Rawlins to Hwy 28, WY
The weather forecast called for thunderstorms all week. We left Rawlins carrying on about how we’d have afternoon showers to cool the hot days across the Great Divide Basin. We were only a few miles down the trail when droplets of water began falling from the sky. It started out as a light sprinkle, quit, and then started again. Neon put on his rain jacket, but I held out thinking it wasn’t really going to rain. It wasn’t much longer before the drops got bigger, more frequent, and the skies got blacker. Then, it seemed with a sudden certainty that we were about to have a very different kind of experience. The skies rumbled and the clamor of what seemed like a Greek lesson in mythology began. Thunder, lightening, and buckets of rain. And that’s when the story changed from what we thought was going to be a hot shadeless day into what turned out to be a Noah’s Ark kind of rain.
The rain kept coming and by late afternoon the sky was so dark it looked like evening. Thunder was loud and close and lightening was all around. Our trail was going up and over every ridge in front of us, but there was no place to stop to wait it out. The rain turned everything to mud, slippery, sticky mud. Our pace slowed to about one mile an hour while we slogged through the slippery pudding-like mud. Every wash turned into a creek. We started to get chilled. It’s funny how things so often turn out so differently than what we imagine they will be. Hot, shadeless, what I thought was going to be a desert, started out with our wettest rain of the entire trek, and turned into a beautiful, shadless, lush, grassland.
Finally our trail took a turn into the hills and the ground got more rocky and less muddy. After a couple more hours we made it to Bull Spring and the most beautiful sage forest I had ever seen. These were not ordinary sage. They were tall, beautiful, and twisted. Hundreds of sage at least eight feet tall. I had no idea they could grow that large. They were all giants compared to any sage I had ever seen before this. We set up our tent in the middle them and crawled in out of the now drizzling rain.
We woke to clear blue skies and easy walking. The miles came and went easily. By mid afternoon the sky in front of us became dark and what looked like the most evil storm I had ever seen loomed on the horizon ahead of us. We stopped for one last sunny break and watched the storm move across the horizon away from us. Storm gone, skies clear, the days passed easily, and then became hot.
Nearing Brenton Springs the ticks got thick. It seemed I was plucking one off my lower legs every quarter mile. It was creepy and kept me jumping at every little tickle I felt. Finding shade was impossible, but more importantly, finding bare ground without ticks became necessary.

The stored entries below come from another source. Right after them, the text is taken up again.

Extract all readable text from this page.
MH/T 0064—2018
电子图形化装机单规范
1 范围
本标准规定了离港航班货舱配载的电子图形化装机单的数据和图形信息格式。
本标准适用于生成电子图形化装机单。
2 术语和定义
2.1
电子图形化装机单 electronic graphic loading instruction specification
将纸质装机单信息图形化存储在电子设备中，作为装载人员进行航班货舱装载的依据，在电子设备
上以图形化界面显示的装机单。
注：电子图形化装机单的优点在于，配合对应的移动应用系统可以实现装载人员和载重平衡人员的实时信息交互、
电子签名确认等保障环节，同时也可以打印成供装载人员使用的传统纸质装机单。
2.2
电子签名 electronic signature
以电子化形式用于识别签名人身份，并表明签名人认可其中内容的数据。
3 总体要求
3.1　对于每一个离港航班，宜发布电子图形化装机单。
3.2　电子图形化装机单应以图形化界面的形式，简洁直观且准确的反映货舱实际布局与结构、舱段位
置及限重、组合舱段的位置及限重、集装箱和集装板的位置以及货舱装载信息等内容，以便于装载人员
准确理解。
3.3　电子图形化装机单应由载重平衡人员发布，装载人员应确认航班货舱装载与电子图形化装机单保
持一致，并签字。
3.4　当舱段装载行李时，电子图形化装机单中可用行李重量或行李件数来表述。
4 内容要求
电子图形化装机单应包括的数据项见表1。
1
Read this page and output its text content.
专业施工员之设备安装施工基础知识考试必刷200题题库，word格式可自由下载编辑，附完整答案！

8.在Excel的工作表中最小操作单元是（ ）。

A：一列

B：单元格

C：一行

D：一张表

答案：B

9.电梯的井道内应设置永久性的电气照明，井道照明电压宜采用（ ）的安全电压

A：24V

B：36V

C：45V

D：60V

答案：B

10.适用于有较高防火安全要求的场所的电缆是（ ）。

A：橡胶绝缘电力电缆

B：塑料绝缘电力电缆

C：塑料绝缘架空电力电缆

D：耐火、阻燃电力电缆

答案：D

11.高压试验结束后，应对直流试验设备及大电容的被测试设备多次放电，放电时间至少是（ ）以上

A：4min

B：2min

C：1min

Our rests breaks were hot, often in a rocky wash, sweating, and swatting away flies. By the time we reached Upper Mormon Springs I had plucked twenty-eight ticks off my legs.
Our trail at this point was coincident with the Oregon Trail. We had long talks about what it might have been like traveling the Oregon Trail, moving across the country. Crossing one of the washes, I looked down, and there was an old Indian arrowhead made out of what looked like amber obsidian. This sent my thoughts whirling about who made it, what their life was like, and what events transpired when they lost it.
We walk for so many reasons and still perhaps we don’t know why we walk. I wonder if those traveling the Oregon Trail every wondered why they left one place to travel such a long and difficult path to reach an unknown life on the other end of their journey. I remember a couple of years ago thinking deeply about why I was walking the Pacific Crest Trail. We were sitting at a picnic table at a roadside trailhead discussing why we were walking so far. A man approached us and asked, “Are you hiking the PCT?” We answered yes and he told us he had hiked it in his youth. We told him that we were just in the middle of asking our selves why we were doing it, when he stopped us and said, “You’re thinking about it too much. Just do it. You will never regret it.” I think about that moment so often. His words ring through my thoughts like a mystery that’s just not meant to be solved. “Just do it! You will never regret it!”